Without intervention, the consequences are clear – slower housing delivery, reduced rental supply, increased affordability pressure and greater reliance on short-term or lower-quality stock.
If we want more high-quality rental housing to contribute to national housing targets, Government must now restore confidence and recalibrate viability by:
Providing long-term policy stability and avoiding further cumulative regulatory layering without economic assessment.
A planning system that supports delivery, with clarity and speed. Housing needs to be classified as critical infrastructure, with Build to Rent explicitly recognised within planning policy, with certainty around affordable housing calibration and accelerated pathways for brownfield regeneration. All local plans must include specific policies on Build to Rent, and mandatory targets introduced for purpose-built rental homes within local authority housing targets.
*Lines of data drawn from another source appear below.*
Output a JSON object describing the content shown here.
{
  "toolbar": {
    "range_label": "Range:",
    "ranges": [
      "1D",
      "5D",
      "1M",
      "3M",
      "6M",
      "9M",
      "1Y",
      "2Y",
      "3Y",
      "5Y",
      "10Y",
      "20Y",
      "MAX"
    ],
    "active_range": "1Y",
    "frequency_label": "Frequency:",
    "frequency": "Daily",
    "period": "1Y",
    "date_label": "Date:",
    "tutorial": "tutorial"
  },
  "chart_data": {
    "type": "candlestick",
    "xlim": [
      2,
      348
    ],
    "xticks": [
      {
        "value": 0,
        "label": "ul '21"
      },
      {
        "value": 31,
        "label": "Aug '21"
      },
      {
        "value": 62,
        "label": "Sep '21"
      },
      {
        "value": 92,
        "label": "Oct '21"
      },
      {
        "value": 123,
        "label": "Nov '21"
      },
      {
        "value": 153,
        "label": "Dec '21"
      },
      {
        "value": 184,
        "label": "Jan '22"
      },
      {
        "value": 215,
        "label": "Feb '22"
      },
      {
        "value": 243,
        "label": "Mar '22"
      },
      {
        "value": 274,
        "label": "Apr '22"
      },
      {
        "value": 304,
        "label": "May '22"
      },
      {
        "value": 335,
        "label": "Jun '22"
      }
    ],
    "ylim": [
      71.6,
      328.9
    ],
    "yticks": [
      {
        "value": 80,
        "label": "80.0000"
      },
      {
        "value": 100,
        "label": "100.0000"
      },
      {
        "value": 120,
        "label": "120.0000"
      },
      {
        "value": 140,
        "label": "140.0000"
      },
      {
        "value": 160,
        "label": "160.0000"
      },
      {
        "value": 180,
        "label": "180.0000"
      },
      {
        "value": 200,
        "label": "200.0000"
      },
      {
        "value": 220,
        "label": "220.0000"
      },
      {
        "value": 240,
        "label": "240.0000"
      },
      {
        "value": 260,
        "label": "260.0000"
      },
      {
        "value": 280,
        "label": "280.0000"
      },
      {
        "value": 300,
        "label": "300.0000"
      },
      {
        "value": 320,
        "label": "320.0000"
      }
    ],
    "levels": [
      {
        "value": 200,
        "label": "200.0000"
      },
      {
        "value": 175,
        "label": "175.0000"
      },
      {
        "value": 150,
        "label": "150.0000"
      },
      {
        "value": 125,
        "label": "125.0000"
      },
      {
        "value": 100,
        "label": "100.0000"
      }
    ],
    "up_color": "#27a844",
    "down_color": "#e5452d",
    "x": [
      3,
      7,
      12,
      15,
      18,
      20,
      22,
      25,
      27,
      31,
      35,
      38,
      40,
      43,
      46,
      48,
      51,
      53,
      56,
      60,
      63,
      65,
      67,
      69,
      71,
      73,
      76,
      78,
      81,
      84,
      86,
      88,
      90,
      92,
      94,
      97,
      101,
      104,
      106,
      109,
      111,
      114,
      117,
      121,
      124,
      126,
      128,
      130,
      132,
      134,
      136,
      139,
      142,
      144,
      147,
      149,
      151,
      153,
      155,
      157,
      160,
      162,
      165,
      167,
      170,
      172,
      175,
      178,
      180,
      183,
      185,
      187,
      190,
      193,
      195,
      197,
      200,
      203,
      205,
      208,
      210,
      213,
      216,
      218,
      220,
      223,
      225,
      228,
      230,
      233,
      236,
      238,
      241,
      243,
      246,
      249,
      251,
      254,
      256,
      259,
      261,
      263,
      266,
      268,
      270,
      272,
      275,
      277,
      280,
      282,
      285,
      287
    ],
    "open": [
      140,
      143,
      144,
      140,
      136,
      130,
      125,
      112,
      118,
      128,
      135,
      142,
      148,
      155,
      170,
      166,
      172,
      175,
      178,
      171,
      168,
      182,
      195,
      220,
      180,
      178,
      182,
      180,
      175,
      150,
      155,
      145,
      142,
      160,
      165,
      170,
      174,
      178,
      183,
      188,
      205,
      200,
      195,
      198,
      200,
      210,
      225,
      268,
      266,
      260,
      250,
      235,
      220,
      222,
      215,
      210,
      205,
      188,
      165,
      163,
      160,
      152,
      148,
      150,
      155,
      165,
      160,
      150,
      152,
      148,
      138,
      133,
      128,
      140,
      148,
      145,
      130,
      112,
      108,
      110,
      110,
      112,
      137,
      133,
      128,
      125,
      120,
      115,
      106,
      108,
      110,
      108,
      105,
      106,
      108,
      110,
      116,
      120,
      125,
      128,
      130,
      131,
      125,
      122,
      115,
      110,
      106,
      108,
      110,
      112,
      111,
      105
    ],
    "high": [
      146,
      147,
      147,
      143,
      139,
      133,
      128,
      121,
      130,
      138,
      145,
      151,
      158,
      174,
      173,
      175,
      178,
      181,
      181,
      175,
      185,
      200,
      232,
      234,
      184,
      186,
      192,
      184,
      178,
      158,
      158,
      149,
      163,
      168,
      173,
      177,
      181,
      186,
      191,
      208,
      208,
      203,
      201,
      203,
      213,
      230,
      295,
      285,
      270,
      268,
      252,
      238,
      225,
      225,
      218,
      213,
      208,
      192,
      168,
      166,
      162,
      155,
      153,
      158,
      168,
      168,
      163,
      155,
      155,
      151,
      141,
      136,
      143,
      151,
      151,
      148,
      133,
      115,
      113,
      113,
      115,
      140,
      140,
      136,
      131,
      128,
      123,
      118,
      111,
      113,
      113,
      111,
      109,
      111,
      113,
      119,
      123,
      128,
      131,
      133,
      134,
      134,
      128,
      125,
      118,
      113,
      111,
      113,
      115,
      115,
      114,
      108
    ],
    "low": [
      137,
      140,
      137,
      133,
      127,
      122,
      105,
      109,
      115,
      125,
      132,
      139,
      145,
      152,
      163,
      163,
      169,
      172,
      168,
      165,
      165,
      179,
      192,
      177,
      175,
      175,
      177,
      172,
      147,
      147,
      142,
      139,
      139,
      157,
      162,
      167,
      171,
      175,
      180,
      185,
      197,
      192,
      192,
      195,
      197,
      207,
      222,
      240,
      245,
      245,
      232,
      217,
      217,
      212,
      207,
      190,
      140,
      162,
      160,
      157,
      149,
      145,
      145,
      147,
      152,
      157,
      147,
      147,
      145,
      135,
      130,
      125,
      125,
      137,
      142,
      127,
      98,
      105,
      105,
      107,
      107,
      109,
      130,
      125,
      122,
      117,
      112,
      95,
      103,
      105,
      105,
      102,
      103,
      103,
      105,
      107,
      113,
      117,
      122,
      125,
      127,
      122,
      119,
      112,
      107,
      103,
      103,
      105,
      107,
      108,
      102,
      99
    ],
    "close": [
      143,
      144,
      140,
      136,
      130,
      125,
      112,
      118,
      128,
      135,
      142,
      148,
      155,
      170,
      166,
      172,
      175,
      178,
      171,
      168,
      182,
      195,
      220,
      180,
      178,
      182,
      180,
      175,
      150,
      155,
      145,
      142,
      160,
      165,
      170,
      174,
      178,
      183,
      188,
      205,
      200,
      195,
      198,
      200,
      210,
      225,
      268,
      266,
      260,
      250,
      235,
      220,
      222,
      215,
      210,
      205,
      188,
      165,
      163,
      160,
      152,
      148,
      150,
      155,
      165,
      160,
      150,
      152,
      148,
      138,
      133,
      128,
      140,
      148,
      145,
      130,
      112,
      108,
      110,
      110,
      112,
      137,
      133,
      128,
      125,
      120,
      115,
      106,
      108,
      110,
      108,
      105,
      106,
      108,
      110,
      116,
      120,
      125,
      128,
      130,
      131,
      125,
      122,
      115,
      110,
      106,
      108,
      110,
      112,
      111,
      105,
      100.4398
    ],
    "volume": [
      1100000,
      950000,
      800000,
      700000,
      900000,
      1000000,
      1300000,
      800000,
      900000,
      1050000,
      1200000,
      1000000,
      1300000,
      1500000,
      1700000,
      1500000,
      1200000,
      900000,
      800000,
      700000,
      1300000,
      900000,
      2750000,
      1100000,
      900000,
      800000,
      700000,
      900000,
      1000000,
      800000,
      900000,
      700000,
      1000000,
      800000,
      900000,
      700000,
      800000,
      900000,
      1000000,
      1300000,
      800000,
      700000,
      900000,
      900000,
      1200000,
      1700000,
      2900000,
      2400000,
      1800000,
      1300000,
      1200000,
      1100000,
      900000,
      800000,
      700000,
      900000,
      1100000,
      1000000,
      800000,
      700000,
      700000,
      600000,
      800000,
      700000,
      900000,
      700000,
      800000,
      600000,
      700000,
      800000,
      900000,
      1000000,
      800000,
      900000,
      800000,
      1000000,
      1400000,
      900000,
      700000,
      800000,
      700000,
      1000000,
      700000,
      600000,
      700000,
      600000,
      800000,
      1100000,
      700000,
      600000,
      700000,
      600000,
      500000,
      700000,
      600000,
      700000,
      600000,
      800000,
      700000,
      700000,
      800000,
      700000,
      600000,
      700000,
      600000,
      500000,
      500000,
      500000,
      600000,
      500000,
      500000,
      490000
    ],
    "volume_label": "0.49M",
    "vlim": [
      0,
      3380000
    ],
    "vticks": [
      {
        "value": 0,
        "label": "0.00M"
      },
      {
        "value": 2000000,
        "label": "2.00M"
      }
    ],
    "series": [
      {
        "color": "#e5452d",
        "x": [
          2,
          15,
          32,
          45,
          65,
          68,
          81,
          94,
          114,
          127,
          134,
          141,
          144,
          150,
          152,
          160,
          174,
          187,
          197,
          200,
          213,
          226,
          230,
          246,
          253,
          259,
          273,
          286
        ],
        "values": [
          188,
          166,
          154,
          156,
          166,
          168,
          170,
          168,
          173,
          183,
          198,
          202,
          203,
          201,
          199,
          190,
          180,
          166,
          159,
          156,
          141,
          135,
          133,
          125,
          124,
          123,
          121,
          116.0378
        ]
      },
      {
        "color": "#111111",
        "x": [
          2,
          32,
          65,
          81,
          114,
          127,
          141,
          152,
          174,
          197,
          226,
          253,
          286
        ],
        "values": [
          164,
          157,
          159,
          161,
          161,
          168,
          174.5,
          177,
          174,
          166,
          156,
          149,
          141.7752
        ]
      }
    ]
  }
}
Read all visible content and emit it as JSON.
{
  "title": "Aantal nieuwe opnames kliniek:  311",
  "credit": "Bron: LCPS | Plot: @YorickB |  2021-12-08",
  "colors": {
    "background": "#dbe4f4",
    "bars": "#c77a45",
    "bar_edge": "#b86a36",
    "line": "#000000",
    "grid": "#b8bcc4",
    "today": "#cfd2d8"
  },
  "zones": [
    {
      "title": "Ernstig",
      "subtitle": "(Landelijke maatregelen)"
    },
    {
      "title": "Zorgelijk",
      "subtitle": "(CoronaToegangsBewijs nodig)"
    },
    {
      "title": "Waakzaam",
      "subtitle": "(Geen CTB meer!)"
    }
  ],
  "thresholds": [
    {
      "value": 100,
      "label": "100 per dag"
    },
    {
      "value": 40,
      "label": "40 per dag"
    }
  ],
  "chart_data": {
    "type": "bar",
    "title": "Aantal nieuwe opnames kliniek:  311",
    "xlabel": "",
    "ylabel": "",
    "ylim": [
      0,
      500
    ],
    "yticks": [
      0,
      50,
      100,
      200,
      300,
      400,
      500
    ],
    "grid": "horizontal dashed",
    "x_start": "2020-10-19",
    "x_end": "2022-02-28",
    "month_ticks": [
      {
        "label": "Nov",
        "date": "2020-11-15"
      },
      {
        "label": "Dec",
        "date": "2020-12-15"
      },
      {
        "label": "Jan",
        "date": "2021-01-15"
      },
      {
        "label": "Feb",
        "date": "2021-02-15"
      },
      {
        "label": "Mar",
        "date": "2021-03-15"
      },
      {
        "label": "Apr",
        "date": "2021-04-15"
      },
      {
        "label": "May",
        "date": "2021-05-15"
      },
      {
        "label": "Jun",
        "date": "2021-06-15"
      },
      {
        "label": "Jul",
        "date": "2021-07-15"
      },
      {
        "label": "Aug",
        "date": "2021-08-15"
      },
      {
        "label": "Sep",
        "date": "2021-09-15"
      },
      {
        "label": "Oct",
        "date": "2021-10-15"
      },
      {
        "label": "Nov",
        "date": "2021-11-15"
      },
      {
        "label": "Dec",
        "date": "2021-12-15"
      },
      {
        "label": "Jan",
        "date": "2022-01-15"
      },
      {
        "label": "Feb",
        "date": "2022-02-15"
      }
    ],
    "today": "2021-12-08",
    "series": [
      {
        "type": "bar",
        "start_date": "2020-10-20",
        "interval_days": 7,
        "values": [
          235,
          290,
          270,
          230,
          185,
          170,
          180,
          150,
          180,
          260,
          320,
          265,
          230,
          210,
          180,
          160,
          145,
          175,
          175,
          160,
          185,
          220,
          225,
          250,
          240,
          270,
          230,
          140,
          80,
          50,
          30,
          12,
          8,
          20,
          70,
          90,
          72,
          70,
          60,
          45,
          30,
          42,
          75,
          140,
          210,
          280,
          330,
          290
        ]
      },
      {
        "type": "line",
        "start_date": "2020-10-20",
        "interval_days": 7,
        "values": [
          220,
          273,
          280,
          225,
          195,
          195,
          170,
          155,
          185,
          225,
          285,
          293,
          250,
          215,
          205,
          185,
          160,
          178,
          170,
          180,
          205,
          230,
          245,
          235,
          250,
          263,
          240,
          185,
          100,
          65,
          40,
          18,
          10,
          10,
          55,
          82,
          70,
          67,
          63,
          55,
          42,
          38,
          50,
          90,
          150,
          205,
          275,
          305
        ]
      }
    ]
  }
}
A proportionate regulatory and tax framework that recognises the economics of large-scale rental. We again call for the reinstatement of Multiple Dwellings Relief for Stamp Duty Land Tax to reflect the economics of large-scale rental delivery, and the rationalisation of selective licensing regimes so that professionally managed blocks are treated proportionately.
Recognising these policy changes take time, we call on Government to publicly recognise and state support for institutional investment in UK BTR and recognise the viability challenges being faced – to give investors greater confidence that the Government is committed to making the UK a good place to invest.
Build to Rent has delivered more than 146,000 professionally managed homes and has capacity to deliver significantly more, including affordable housing at scale. It provides permanent professional management, consistent standards, long-term stewardship and institutional accountability. It is exactly the form of housing the UK should be encouraging.
We stand ready to work with the Government to recognise, redefine and revalue what Build to Rent delivers for society, communities and the housing market as a whole, and to create a housing system that incentivises rather than thwarts institutional investment. Let’s seize the opportunity together.”